Tempo di lettura: 2 minuti

Nonostante la prudenza di Toyota nel passare completamente all’elettrico, decisione che peraltro trova l’appoggio di alcuni esperti del settore, l’azienda sta ricercando soluzioni tecnologiche verdi alternative. L’obiettivo di uno dei suoi progetti in fase di sviluppo è non solo di incrementare la sostenibilità ambientale dei suoi ultimi modelli, ma anche di mitigare l’impatto ecologico lasciato dai vecchi motori a combustione interna.

L’innovazione in questione riguarda dei filtri che Toyota sta progettando per essere montati sulla parte anteriore delle auto, con lo scopo di assorbire il diossido di carbonio direttamente dall’atmosfera. La sperimentazione di questa idea sta avvenendo sulla GR Corolla a idrogeno, un veicolo da corsa dell’azienda. Le valutazioni preliminari da parte di Toyota indicano che tale innovazione potrebbe non solo neutralizzare ma addirittura invertire l’emissione di carbonio dei suoi veicoli, rendendoli potenzialmente “carbonio negativi”.

Questo sistema si distingue per la sua efficienza energetica, funzionando senza bisogno di energia supplementare. Utilizza filtri circolari che, posizionati all’ingresso dell’aria del veicolo, catturano la CO2, che viene poi trasformata in liquido grazie al calore residuo del motore, permettendo un facile smaltimento. Ciò significa che la tecnologia potrebbe essere applicata anche ai tradizionali motori a combustione, oltre a quelli a idrogeno.

Toyota immagina di realizzare veicoli capaci di purificare l’aria mentre si muovono, sebbene la realizzazione pratica di questa tecnologia sia ancora lontana. Nei test effettuati, i filtri hanno raccolto soltanto 20 grammi di CO2 dopo 20 giri di pista, equivalenti a 91 km. Questo risultato, pur essendo un buon inizio, è alquanto modesto se paragonato alle emissioni medie di CO2 dei motori a benzina, che ammontano a 8.887 grammi per ogni gallone (3,785 litri) di carburante consumato.

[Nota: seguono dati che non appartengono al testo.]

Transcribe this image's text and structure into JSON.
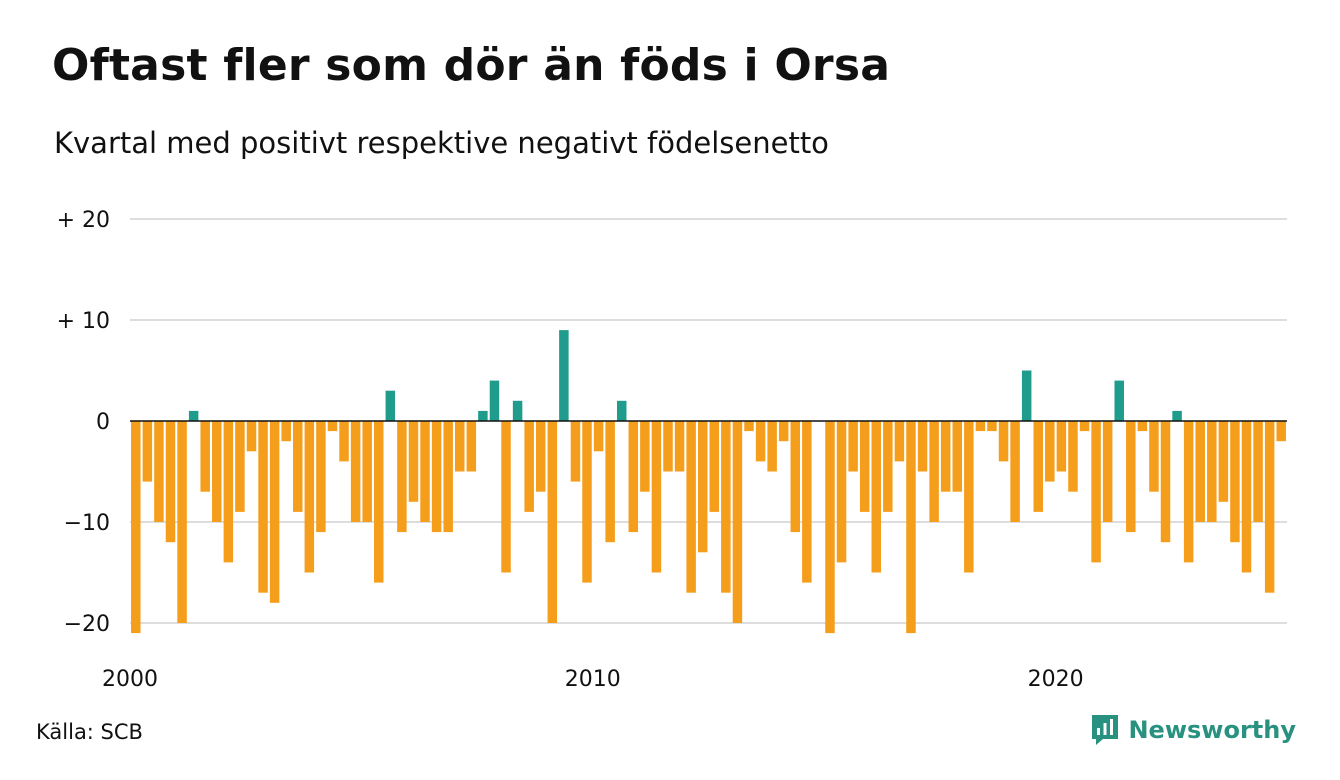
{
  "title": "Oftast fler som dör än föds i Orsa",
  "subtitle": "Kvartal med positivt respektive negativt födelsenetto",
  "source": "Källa: SCB",
  "brand": "Newsworthy",
  "colors": {
    "positive": "#1f9c8b",
    "negative": "#f59e1c",
    "grid": "#dddddd",
    "zero_line": "#111111",
    "brand": "#29917f"
  },
  "chart_data": {
    "type": "bar",
    "x_start": "2000 Q1",
    "ylim": [
      -22,
      20
    ],
    "y_ticks": [
      {
        "value": 20,
        "label": "+ 20"
      },
      {
        "value": 10,
        "label": "+ 10"
      },
      {
        "value": 0,
        "label": "0"
      },
      {
        "value": -10,
        "label": "−10"
      },
      {
        "value": -20,
        "label": "−20"
      }
    ],
    "x_ticks": [
      {
        "index": 0,
        "label": "2000"
      },
      {
        "index": 40,
        "label": "2010"
      },
      {
        "index": 80,
        "label": "2020"
      }
    ],
    "grid": true,
    "values": [
      -21,
      -6,
      -10,
      -12,
      -20,
      1,
      -7,
      -10,
      -14,
      -9,
      -3,
      -17,
      -18,
      -2,
      -9,
      -15,
      -11,
      -1,
      -4,
      -10,
      -10,
      -16,
      3,
      -11,
      -8,
      -10,
      -11,
      -11,
      -5,
      -5,
      1,
      4,
      -15,
      2,
      -9,
      -7,
      -20,
      9,
      -6,
      -16,
      -3,
      -12,
      2,
      -11,
      -7,
      -15,
      -5,
      -5,
      -17,
      -13,
      -9,
      -17,
      -20,
      -1,
      -4,
      -5,
      -2,
      -11,
      -16,
      0,
      -21,
      -14,
      -5,
      -9,
      -15,
      -9,
      -4,
      -21,
      -5,
      -10,
      -7,
      -7,
      -15,
      -1,
      -1,
      -4,
      -10,
      5,
      -9,
      -6,
      -5,
      -7,
      -1,
      -14,
      -10,
      4,
      -11,
      -1,
      -7,
      -12,
      1,
      -14,
      -10,
      -10,
      -8,
      -12,
      -15,
      -10,
      -17,
      -2
    ]
  }
}
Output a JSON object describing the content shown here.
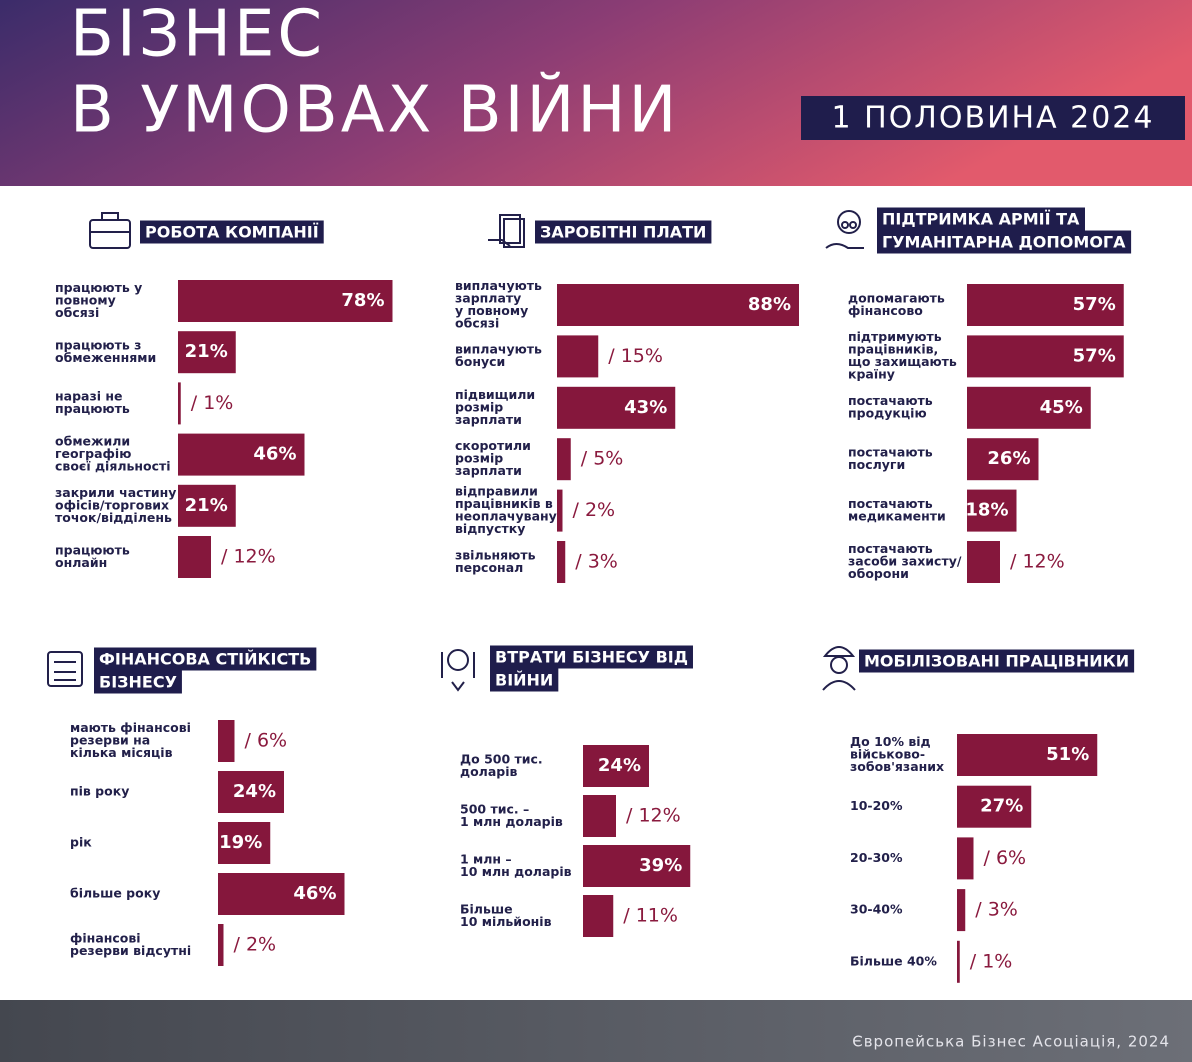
{
  "header": {
    "title_lines": [
      "БІЗНЕС",
      "В УМОВАХ ВІЙНИ"
    ],
    "badge": "1 ПОЛОВИНА 2024"
  },
  "footer": {
    "text": "Європейська Бізнес Асоціація, 2024"
  },
  "chart_data": [
    {
      "type": "bar",
      "title": [
        "РОБОТА КОМПАНІЇ"
      ],
      "color": "#85173c",
      "categories": [
        [
          "працюють у",
          "повному",
          "обсязі"
        ],
        [
          "працюють з",
          "обмеженнями"
        ],
        [
          "наразі не",
          "працюють"
        ],
        [
          "обмежили",
          "географію",
          "своєї діяльності"
        ],
        [
          "закрили частину",
          "офісів/торгових",
          "точок/відділень"
        ],
        [
          "працюють",
          "онлайн"
        ]
      ],
      "values": [
        78,
        21,
        1,
        46,
        21,
        12
      ],
      "value_labels": [
        "78%",
        "21%",
        "/ 1%",
        "46%",
        "21%",
        "/ 12%"
      ]
    },
    {
      "type": "bar",
      "title": [
        "ЗАРОБІТНІ ПЛАТИ"
      ],
      "color": "#85173c",
      "categories": [
        [
          "виплачують",
          "зарплату",
          "у повному",
          "обсязі"
        ],
        [
          "виплачують",
          "бонуси"
        ],
        [
          "підвищили",
          "розмір",
          "зарплати"
        ],
        [
          "скоротили",
          "розмір",
          "зарплати"
        ],
        [
          "відправили",
          "працівників в",
          "неоплачувану",
          "відпустку"
        ],
        [
          "звільняють",
          "персонал"
        ]
      ],
      "values": [
        88,
        15,
        43,
        5,
        2,
        3
      ],
      "value_labels": [
        "88%",
        "/ 15%",
        "43%",
        "/ 5%",
        "/ 2%",
        "/ 3%"
      ]
    },
    {
      "type": "bar",
      "title": [
        "ПІДТРИМКА АРМІЇ ТА",
        "ГУМАНІТАРНА ДОПОМОГА"
      ],
      "color": "#85173c",
      "categories": [
        [
          "допомагають",
          "фінансово"
        ],
        [
          "підтримують",
          "працівників,",
          "що захищають",
          "країну"
        ],
        [
          "постачають",
          "продукцію"
        ],
        [
          "постачають",
          "послуги"
        ],
        [
          "постачають",
          "медикаменти"
        ],
        [
          "постачають",
          "засоби захисту/",
          "оборони"
        ]
      ],
      "values": [
        57,
        57,
        45,
        26,
        18,
        12
      ],
      "value_labels": [
        "57%",
        "57%",
        "45%",
        "26%",
        "18%",
        "/ 12%"
      ]
    },
    {
      "type": "bar",
      "title": [
        "ФІНАНСОВА СТІЙКІСТЬ",
        "БІЗНЕСУ"
      ],
      "color": "#85173c",
      "categories": [
        [
          "мають фінансові",
          "резерви на",
          "кілька місяців"
        ],
        [
          "пів року"
        ],
        [
          "рік"
        ],
        [
          "більше року"
        ],
        [
          "фінансові",
          "резерви відсутні"
        ]
      ],
      "values": [
        6,
        24,
        19,
        46,
        2
      ],
      "value_labels": [
        "/ 6%",
        "24%",
        "19%",
        "46%",
        "/ 2%"
      ]
    },
    {
      "type": "bar",
      "title": [
        "ВТРАТИ БІЗНЕСУ ВІД",
        "ВІЙНИ"
      ],
      "color": "#85173c",
      "categories": [
        [
          "До 500 тис.",
          "доларів"
        ],
        [
          "500 тис. –",
          "1 млн доларів"
        ],
        [
          "1 млн –",
          "10 млн доларів"
        ],
        [
          "Більше",
          "10 мільйонів"
        ]
      ],
      "values": [
        24,
        12,
        39,
        11
      ],
      "value_labels": [
        "24%",
        "/ 12%",
        "39%",
        "/ 11%"
      ]
    },
    {
      "type": "bar",
      "title": [
        "МОБІЛІЗОВАНІ ПРАЦІВНИКИ"
      ],
      "color": "#85173c",
      "categories": [
        [
          "До 10% від",
          "військово-",
          "зобов'язаних"
        ],
        [
          "10-20%"
        ],
        [
          "20-30%"
        ],
        [
          "30-40%"
        ],
        [
          "Більше 40%"
        ]
      ],
      "values": [
        51,
        27,
        6,
        3,
        1
      ],
      "value_labels": [
        "51%",
        "27%",
        "/ 6%",
        "/ 3%",
        "/ 1%"
      ]
    }
  ]
}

L’utilizzo di filtri più grandi potrebbe incrementare la quantità di CO2 assorbita ma la loro installazione su veicoli passeggeri potrebbe rivelarsi complicata. Diversa sarebbe la situazione impiegandoli sui veicoli commerciali, come i camion di Hino di Toyota, migliorando così le prospettive di sviluppo di questa tecnologia.

Uno dei problemi ancora irrisolti riguarda il trattamento sicuro del liquido contenente la CO2 catturato. Inoltre, la gestione attuale della tecnologia risulta poco pratica: nella GR Corolla utilizzata per i test, era necessario sostituire manualmente i filtri ad ogni pit stop, sollevando questioni relative alla gestione dei rifiuti.

A dispetto di queste sfide, se Toyota riuscirà a perfezionare una tecnologia che assorbe attivamente la CO2 dall’aria durante la normale guida, potrebbe essere un significativo passo avanti verso la sostenibilità.